The New York State Pavilion in Queens could one day witness a radical redesign as the winners of an ideas competition to give the pavilion a new breath of life are announced.
Originally designed by Philip Johnson and located in Flushing Meadows Corona Park, the pavilion is a fine example of architecture from the atomic age. Once part of the 1964 World’s Fair, it is now the only structure still standing from the event.
As covered by AN earlier this year, a competition organized by The National Trust for Historic Preservation, People for the Pavilion, and Queens Borough President Melinda Katz was held to generate ideas on how to rejuvenate the pavilion. The competition garnered more than 250 submissions: Deborah Berke, founding partner of Deborah Berke Partners and new dean of the Yale Architecture School, Paul Goldberger, and other design critics were on hand to judge the entries.
Claiming a prize of $3,000, Seattle-based architects Sarah Wan and Aidan Doyle, were crowned as winners for their “Hanging Meadows” proposal. In what appears to be a gigantic, curvaceous greenhouse containing a variety of greenery of all sizes, Wan and Doyle’s design will never be realized. The competition, no matter how strong the winning design may be, was only created to showcase the pavilion’s potential. According to theNew York City Department of Parks and Recreation, the structure could cost more than $52 million to do up, though the city officials have allocated $12.9 million for it.
“It’s an iconic landmark,” Wan said of Johnson’s pavilion. “We’re always interested in new ideas and how older buildings in disuse can become new revitalized structures.”

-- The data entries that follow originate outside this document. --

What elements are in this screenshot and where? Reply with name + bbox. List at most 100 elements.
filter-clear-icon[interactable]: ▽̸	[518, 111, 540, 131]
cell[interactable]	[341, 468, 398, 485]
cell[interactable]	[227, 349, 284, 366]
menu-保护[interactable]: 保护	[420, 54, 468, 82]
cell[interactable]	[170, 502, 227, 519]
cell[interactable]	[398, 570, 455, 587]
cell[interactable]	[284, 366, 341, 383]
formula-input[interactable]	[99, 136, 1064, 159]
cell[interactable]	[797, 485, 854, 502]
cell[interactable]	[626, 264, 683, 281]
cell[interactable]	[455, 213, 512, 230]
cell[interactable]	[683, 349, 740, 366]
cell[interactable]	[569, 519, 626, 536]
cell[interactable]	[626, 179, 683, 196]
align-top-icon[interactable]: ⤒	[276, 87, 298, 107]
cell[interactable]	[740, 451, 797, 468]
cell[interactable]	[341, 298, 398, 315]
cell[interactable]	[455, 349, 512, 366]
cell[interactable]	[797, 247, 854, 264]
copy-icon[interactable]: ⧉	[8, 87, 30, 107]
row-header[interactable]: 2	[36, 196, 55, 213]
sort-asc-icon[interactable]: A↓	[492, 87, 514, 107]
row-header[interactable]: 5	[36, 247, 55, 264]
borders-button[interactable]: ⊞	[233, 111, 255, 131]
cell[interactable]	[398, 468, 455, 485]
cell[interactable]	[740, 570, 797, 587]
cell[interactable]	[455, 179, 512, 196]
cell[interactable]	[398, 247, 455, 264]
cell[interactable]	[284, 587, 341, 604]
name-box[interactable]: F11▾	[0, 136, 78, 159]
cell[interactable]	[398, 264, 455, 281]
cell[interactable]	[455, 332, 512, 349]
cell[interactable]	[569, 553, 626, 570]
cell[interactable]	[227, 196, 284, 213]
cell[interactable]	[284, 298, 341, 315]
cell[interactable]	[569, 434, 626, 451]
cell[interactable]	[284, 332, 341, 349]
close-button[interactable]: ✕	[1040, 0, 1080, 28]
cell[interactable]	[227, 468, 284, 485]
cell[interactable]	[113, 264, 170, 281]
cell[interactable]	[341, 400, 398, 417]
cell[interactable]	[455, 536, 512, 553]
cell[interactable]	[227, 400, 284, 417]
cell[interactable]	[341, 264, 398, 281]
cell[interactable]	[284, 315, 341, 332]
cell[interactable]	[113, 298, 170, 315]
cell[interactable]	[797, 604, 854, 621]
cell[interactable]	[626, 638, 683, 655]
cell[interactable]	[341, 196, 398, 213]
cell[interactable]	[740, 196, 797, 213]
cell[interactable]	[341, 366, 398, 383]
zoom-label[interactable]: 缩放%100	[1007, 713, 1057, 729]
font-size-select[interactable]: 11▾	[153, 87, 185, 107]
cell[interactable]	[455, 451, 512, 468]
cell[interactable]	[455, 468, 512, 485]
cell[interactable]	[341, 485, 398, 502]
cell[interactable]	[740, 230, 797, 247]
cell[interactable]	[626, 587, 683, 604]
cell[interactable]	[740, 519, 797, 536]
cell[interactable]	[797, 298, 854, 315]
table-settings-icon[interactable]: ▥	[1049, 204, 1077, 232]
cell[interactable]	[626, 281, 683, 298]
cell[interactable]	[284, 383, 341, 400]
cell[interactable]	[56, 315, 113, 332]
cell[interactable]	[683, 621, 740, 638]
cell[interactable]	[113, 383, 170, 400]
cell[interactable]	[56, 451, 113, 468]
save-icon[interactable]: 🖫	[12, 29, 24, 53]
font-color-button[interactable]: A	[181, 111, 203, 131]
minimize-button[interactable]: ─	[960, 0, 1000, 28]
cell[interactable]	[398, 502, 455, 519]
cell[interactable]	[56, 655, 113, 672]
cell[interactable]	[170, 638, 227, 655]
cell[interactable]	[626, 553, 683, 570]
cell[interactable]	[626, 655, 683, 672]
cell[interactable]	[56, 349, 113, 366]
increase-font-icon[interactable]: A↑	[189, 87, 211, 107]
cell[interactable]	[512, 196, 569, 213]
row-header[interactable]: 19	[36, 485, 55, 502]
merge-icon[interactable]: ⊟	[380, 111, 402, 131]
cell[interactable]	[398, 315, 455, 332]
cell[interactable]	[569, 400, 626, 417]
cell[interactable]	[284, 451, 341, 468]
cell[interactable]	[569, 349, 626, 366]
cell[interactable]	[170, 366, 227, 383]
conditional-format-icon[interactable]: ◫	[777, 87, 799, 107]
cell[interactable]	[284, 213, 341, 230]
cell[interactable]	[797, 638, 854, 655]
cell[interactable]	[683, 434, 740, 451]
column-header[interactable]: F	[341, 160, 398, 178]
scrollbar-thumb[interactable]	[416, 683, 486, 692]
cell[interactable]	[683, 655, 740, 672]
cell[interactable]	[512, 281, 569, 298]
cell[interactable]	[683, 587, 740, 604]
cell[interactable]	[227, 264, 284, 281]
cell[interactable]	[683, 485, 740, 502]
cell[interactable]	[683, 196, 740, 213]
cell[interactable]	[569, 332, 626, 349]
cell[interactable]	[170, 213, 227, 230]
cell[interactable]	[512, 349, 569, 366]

Of the proposals submitted, a select group, including the runners up and third place entries, as well as the winners of the Queens residents–only submissions will be on show at the nearby Queens Museum. The exhibition starts today and runs through August 28.
Submissions so far mostly depict colorful scenes that refer back to the pavilion’s original red and yellow coloring. These include the “Queens Pavilion Cheeseburger Museum,” “Trampoline Castle,” “The Funland of Art” (that promises to be “the most fun your kids will ever have”), and the “Pavilion for the People.”
Architect Cesar Juarez and artist Alida Rose Delaney won the Queens-only submission. The two conceived of a performance space and stadium seating set in a public park. This was achieved through the removal of the original low-rise pavilion walls that trace its perimeter to facilitate the structures merging with its environmental context. Speaking in the Wall Street Journal, Juarez cited his childhood fascination with the pavilion. “There’s a lot of mystery and intrigue to it,” he said.
Meanwhile, Stephanie Meeks, president and chief executive of the National Trust for Historic Preservation, mentioned how further development on the structure could one day take place when a “strong and innovative vision of the pavilion’s future role in the community” is established. “We certainly hope it will encourage designers and visitors alike to think about the historic assets in their own neighborhoods that, with a little love and ingenuity, can continue to play a vibrant role in our lives,” she added.